The guidance was issued to domestic military installations Friday following classified guidelines that were first issued in July by then-Deputy Defense Secretary Bob Work. Friday's guidance was designed to help bases communicate with local communities about the new restrictions.
"The increase of commercial and private drones in the United States has raised our concerns with regards to safety and security of our installations," US Navy Capt. Jeff Davis told reporters at the Pentagon Monday.
Military analysts have long been concerned about the possibility of drones being used against the US for espionage purposes. Additionally, terror groups like ISIS have been able to weaponize commercially available drones, increasingly using them in combat in Iraq and Syria.
It is not clear how the military would down a drone should the need arise but the Defense Department has developed a series of countermeasures capable of bringing down drones. Some of these have been deployed to places like Syria and Iraq. While conventional weapons could be used to shoot down a drone, other countermeasures include non-kinetic methods like the use of radio waves to disrupt drone flight.
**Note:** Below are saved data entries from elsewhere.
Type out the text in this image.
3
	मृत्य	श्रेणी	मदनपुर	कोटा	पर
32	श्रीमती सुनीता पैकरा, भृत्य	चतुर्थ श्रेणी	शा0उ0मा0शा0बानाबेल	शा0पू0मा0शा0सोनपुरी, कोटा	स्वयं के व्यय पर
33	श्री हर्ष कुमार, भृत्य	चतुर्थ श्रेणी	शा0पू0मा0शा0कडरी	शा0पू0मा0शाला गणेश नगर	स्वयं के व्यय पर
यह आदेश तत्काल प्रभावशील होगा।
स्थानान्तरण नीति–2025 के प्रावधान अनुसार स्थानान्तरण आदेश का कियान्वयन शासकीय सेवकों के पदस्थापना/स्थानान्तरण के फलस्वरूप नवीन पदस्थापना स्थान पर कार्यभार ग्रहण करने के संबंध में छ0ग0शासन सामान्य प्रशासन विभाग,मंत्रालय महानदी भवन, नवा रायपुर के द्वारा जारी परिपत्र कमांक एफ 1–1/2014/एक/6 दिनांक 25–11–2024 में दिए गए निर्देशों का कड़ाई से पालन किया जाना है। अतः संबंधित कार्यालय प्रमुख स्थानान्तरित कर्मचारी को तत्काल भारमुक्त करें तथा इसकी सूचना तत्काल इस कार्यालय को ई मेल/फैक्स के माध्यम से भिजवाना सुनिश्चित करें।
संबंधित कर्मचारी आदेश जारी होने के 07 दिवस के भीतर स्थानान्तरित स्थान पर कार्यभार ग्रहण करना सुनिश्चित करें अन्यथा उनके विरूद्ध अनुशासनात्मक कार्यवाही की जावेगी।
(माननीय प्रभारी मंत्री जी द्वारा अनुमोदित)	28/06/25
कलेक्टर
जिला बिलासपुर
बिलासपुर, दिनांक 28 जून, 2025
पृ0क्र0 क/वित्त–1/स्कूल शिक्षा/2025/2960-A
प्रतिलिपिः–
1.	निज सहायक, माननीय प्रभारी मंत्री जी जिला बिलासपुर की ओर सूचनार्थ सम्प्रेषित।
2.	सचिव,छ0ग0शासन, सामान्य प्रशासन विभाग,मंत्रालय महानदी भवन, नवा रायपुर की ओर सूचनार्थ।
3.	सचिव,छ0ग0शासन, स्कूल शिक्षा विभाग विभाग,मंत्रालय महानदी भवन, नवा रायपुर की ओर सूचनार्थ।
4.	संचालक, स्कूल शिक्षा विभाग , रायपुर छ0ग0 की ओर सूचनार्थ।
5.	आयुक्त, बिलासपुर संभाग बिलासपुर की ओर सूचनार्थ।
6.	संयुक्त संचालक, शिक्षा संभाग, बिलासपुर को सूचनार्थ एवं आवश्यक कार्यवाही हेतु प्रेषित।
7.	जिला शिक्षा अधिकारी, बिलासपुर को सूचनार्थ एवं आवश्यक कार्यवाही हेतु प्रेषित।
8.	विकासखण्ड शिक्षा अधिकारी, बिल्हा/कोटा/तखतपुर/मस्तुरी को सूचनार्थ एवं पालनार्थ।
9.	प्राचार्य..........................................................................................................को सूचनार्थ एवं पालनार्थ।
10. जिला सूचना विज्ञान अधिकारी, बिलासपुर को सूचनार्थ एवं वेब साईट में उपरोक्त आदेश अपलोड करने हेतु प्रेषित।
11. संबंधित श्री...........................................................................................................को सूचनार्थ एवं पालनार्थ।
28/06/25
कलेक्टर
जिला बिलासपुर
Davis explained that drones could now be downed by the military if they are perceived to pose a threat to select military installations that are deemed particularly sensitive.
"These specific guidelines for counter UAS actions in the homeland will remain classified, but, broadly speaking, they allow us to do a range of things," he said using the military's preferred acronym for unmanned aerial systems.
Davis explained that such measures could include "incapacitating them or destroying them," while adding that "they could also be seized as well as part of investigations."
He added that the Pentagon worked closely with the Federal Aviation Administration to devise the new restrictions, and the FAA said that legal authority for the new limits was granted by the National Defense Authorization Act.
"The 2017 enacted National Defense Authorization Act gave the Departments of Defense and Energy authority to mitigate drones in specific environments and to coordinate with the FAA to safeguard the national airspace system," the FAA told CNN in a statement. "The FAA is in the process of coordinating with these agencies as the legislation requires."
But because the rules of engagement are classified, it will be incumbent upon the individual bases to explain to local communities how far away civilian drone operators must stay if they want to avoid having their drones downed by the military.
"We always have had the right of self-defense, but this I think makes it a little bit more solidified what we are able to do, and it's been completely coordinated with the FAA," Davis said.